Step 5: Data Cleaning

Converting 'gross income' to Numeric Type

Since 'gross income' is initially treated as an object, we need to convert it to a numeric type for analysis:

# Convert 'gross income' to numeric type
df['gross income'] = df['gross income'].str.replace(',', '').fillna(0).astype(float)

This code snippet removes commas from the 'gross income' values, fills missing values with zero, and converts the column to a float type.

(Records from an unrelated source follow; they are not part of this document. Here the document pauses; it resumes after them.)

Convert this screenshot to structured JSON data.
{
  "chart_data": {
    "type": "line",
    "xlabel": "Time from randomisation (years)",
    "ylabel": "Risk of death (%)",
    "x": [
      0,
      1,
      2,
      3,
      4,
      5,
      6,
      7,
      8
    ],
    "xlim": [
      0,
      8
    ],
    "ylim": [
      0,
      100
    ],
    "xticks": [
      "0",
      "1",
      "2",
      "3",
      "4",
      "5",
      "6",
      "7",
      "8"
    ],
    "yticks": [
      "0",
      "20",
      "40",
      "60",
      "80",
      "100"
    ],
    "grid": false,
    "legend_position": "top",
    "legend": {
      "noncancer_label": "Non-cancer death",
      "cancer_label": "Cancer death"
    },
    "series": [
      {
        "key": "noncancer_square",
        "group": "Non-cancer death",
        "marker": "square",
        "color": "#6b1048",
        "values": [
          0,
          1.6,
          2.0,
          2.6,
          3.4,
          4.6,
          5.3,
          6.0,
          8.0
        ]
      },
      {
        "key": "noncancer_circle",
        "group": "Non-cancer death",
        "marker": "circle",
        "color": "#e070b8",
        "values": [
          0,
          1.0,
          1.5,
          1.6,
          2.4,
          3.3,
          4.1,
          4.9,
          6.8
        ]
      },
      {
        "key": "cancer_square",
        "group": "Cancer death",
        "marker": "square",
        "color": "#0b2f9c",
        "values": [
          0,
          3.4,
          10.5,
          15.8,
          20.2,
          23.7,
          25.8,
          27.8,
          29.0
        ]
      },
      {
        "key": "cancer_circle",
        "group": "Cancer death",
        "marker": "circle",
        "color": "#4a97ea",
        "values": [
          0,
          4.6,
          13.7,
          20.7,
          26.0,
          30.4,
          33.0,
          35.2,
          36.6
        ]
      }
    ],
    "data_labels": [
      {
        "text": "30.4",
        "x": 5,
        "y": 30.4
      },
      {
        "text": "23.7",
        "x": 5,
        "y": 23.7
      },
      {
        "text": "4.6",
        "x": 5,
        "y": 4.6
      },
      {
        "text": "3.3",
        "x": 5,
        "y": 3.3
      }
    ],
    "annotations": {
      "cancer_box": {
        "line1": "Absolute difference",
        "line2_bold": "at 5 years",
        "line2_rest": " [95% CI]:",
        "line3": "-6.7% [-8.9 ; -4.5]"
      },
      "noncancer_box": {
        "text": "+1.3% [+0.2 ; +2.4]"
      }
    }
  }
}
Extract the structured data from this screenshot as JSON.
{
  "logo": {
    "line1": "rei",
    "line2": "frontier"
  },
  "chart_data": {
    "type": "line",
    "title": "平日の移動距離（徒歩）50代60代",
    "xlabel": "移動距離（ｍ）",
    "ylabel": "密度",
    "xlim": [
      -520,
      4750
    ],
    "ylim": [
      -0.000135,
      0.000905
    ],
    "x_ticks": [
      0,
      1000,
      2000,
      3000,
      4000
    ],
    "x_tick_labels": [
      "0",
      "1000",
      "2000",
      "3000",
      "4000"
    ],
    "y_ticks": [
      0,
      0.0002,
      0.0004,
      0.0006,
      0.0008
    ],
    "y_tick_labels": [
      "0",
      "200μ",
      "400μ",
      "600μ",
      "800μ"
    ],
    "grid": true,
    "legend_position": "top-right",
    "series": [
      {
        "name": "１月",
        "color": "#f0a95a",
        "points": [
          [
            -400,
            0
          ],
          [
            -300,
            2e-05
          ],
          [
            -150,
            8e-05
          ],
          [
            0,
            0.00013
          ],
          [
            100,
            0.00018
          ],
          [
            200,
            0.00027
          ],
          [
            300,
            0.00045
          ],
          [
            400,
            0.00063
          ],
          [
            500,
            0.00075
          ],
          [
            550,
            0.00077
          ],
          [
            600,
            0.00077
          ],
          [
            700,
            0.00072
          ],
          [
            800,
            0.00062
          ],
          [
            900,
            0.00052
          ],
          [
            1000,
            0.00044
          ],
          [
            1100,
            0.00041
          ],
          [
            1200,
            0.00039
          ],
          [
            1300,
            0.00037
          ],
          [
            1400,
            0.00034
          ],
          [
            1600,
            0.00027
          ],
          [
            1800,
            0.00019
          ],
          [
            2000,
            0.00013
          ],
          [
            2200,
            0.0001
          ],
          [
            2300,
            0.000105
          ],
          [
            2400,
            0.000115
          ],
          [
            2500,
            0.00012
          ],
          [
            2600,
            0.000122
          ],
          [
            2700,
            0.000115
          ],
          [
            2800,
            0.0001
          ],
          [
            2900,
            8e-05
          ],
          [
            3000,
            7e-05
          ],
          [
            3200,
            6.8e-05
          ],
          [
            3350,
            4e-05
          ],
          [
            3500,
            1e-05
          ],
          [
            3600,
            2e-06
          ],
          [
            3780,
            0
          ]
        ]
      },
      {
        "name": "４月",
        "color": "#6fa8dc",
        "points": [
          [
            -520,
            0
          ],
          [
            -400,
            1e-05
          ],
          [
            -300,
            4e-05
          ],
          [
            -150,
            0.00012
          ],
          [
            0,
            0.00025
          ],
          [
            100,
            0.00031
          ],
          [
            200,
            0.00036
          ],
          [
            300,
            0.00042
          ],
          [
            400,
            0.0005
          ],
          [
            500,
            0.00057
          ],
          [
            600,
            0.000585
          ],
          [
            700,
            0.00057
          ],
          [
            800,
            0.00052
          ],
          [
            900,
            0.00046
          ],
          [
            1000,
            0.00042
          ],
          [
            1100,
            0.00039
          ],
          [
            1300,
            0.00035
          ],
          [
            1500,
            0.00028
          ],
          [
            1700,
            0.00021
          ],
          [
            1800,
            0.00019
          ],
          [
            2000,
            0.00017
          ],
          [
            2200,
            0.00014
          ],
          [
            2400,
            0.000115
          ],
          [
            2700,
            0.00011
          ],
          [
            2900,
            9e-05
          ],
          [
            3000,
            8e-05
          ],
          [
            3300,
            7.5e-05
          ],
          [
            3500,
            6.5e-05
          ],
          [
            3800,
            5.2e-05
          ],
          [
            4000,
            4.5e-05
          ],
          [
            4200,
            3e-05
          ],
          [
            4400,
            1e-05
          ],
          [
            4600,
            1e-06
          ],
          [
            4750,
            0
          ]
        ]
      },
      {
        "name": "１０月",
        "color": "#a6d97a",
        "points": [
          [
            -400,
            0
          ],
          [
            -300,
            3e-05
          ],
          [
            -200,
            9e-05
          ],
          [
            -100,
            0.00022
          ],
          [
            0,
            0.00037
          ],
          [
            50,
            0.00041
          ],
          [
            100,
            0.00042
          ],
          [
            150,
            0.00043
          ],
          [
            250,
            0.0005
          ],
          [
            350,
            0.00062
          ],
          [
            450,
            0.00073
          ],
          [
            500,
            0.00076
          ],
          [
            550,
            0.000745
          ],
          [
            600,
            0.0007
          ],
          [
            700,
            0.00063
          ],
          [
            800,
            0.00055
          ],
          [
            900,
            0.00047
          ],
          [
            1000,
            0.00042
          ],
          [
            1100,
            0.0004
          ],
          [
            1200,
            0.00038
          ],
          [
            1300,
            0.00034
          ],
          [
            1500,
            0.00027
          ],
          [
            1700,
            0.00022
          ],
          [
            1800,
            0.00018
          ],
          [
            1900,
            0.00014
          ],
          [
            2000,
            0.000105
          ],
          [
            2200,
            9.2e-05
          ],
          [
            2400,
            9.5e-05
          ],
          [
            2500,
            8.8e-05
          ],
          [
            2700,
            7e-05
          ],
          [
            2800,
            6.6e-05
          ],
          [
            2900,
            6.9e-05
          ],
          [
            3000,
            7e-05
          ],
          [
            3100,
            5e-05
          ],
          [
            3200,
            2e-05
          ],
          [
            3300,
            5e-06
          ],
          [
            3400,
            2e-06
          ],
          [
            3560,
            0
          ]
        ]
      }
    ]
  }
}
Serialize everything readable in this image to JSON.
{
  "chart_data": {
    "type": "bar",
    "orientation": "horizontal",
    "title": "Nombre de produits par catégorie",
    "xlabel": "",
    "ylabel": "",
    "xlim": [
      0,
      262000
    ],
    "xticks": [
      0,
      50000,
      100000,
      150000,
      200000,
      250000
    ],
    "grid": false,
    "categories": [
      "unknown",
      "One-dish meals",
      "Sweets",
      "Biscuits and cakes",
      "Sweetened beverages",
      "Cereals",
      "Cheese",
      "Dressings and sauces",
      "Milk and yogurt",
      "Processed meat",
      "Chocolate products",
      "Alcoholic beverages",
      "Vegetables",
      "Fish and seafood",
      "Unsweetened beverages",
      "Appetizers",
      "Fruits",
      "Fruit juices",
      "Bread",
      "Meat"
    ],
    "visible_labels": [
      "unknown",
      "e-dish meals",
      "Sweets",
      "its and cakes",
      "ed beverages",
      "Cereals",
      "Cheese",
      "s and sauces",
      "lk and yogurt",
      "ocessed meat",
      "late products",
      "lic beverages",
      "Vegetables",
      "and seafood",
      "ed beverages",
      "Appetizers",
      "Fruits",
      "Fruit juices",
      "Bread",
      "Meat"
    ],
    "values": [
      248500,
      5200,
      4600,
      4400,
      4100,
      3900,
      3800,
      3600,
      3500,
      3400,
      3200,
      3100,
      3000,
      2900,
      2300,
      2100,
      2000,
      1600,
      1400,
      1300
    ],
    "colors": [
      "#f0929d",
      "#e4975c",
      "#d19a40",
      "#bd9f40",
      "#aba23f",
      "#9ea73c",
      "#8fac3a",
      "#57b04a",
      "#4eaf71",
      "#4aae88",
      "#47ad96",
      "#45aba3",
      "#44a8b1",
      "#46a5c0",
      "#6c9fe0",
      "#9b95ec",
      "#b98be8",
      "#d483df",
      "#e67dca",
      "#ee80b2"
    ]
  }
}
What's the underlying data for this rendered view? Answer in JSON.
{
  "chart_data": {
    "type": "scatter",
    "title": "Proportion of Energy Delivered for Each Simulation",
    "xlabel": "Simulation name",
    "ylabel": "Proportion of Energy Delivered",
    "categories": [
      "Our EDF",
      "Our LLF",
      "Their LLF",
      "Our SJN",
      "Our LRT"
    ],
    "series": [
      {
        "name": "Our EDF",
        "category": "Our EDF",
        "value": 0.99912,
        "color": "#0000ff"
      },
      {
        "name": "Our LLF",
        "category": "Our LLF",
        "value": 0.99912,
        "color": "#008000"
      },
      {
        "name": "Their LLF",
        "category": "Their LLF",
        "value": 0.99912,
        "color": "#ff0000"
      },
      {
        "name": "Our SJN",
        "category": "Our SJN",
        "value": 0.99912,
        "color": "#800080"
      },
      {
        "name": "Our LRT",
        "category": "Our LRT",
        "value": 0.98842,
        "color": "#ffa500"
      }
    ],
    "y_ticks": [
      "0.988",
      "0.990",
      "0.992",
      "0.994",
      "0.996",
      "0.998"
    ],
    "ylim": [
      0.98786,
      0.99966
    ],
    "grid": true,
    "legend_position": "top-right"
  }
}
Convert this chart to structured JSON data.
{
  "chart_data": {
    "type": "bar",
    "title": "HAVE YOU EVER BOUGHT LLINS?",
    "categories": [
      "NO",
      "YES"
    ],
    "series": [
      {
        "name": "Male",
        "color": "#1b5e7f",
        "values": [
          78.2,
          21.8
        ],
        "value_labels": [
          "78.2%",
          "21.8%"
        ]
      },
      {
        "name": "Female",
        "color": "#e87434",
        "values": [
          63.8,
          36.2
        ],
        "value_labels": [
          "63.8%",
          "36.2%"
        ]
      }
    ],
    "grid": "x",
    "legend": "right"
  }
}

Step 6: Further Data Analysis

Calculating Additional Statistics

Now, we can calculate additional statistics such as mean, max, min, and quantiles:

# Calculate mean, max, min, and quantiles
mean_values = df.mean(numeric_only=True)
max_values = df.max(numeric_only=True)
min_values = df.min(numeric_only=True)
quantiles = df.quantile(0.5)

Step 7: Including Non-Numeric Data in Description

If we want to include non-numeric data (e.g., strings) in the description, we can use the include parameter:

# Include non-numeric data in description
description_with_strings = df.describe(include='object')

This will provide insights into non-numeric columns like 'series title', 'release year', and 'genre'.

Conclusion

By following these steps, you can efficiently retrieve and analyze valuable information from your dataset using Pandas. This tutorial covers basic data exploration, cleaning, and analysis techniques, providing a solid foundation for further data manipulation and visualization tasks.